You can combine Edge Stack API Gateway with AWS effectively without issues. For AWS, here are the steps to follow ⬇️

  1. Create an Amazon EKS cluster and worker nodes
  2. Install Ambassador Edge Stack in the cluster
  3. Create a LoadBalancer service in Kubernetes using the type: LoadBalancer and annotations: service.beta.kubernetes.io/aws-load-balancer-type: nlb parameters
  4. Configure the health checks using the ambassador annotation as described above.
  5. Test the health checks and troubleshoot any issues.

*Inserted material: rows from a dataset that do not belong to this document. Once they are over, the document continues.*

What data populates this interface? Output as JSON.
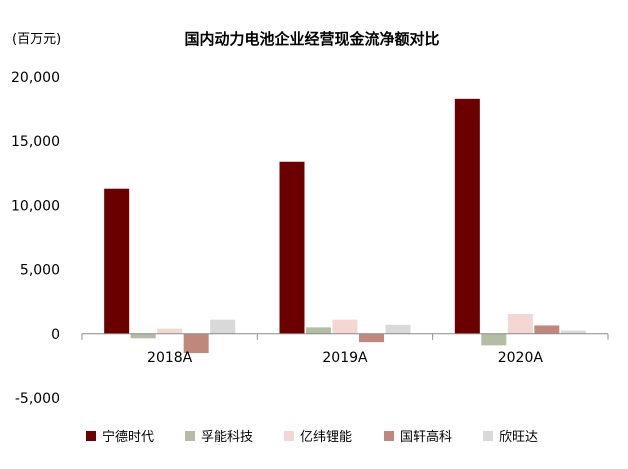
{
  "chart_data": {
    "type": "bar",
    "title": "国内动力电池企业经营现金流净额对比",
    "unit_label": "(百万元)",
    "categories": [
      "2018A",
      "2019A",
      "2020A"
    ],
    "ylim": [
      -5000,
      20000
    ],
    "yticks": [
      -5000,
      0,
      5000,
      10000,
      15000,
      20000
    ],
    "ytick_labels": [
      "-5,000",
      "0",
      "5,000",
      "10,000",
      "15,000",
      "20,000"
    ],
    "grid": false,
    "legend_position": "bottom",
    "series": [
      {
        "name": "宁德时代",
        "color": "#6b0000",
        "values": [
          11300,
          13400,
          18300
        ]
      },
      {
        "name": "孚能科技",
        "color": "#b3bca4",
        "values": [
          -350,
          500,
          -900
        ]
      },
      {
        "name": "亿纬锂能",
        "color": "#f2d7d2",
        "values": [
          400,
          1100,
          1550
        ]
      },
      {
        "name": "国轩高科",
        "color": "#c0877d",
        "values": [
          -1500,
          -650,
          650
        ]
      },
      {
        "name": "欣旺达",
        "color": "#d9d9d9",
        "values": [
          1100,
          700,
          250
        ]
      }
    ]
  }
}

For more detailed instructions, you can refer to the AWS checklist.

Troubleshooting health checks on Edge Stack

If your health checks are not working as expected, here are some troubleshooting suggestions:

  1. Check the logs of the service to see if any errors or exceptions are being thrown.
  2. Verify that the probe endpoint is returning a valid HTTP response code (200–299).
  3. Check Edge Stack logs to see if there are any errors or warnings related to health checks.
  4. Ensure that the service is running on the specified port and that the port is open in the container.
  5. Verify that the health check configuration in the Kubernetes YAML file is correct.

Monitoring health checks on Edge Stack

To monitor the health checks on Edge Stack, you can use a variety of tools, including but not limited to:

  1. Prometheus: A popular open-source monitoring solution that can be used to collect and analyze metrics from Ambassador Edge Stack
  2. Grafana: A dashboarding and visualization tool that can be used to create custom dashboards to monitor health checks
  3. Datadog: A popular monitoring and analytics platform that can be used to collect and visualize metrics from Edge Stack and other Kubernetes components.

These tools can monitor your services’ health checks and ensure they are running correctly.

Conclusion

Thanks for sticking with me till the end of this tutorial. We looked at liveness, readiness, and startup probes in Kubernetes and how to configure health checks using Edge Stack. Configuring health checks for microservices is critical to ensuring their reliability and availability.

By utilizing Edge Stack API Gateway, you can monitor and manage your microservices’ health, ensuring they can efficiently handle incoming traffic. With the right configuration, you can minimize downtime and improve the overall user experience.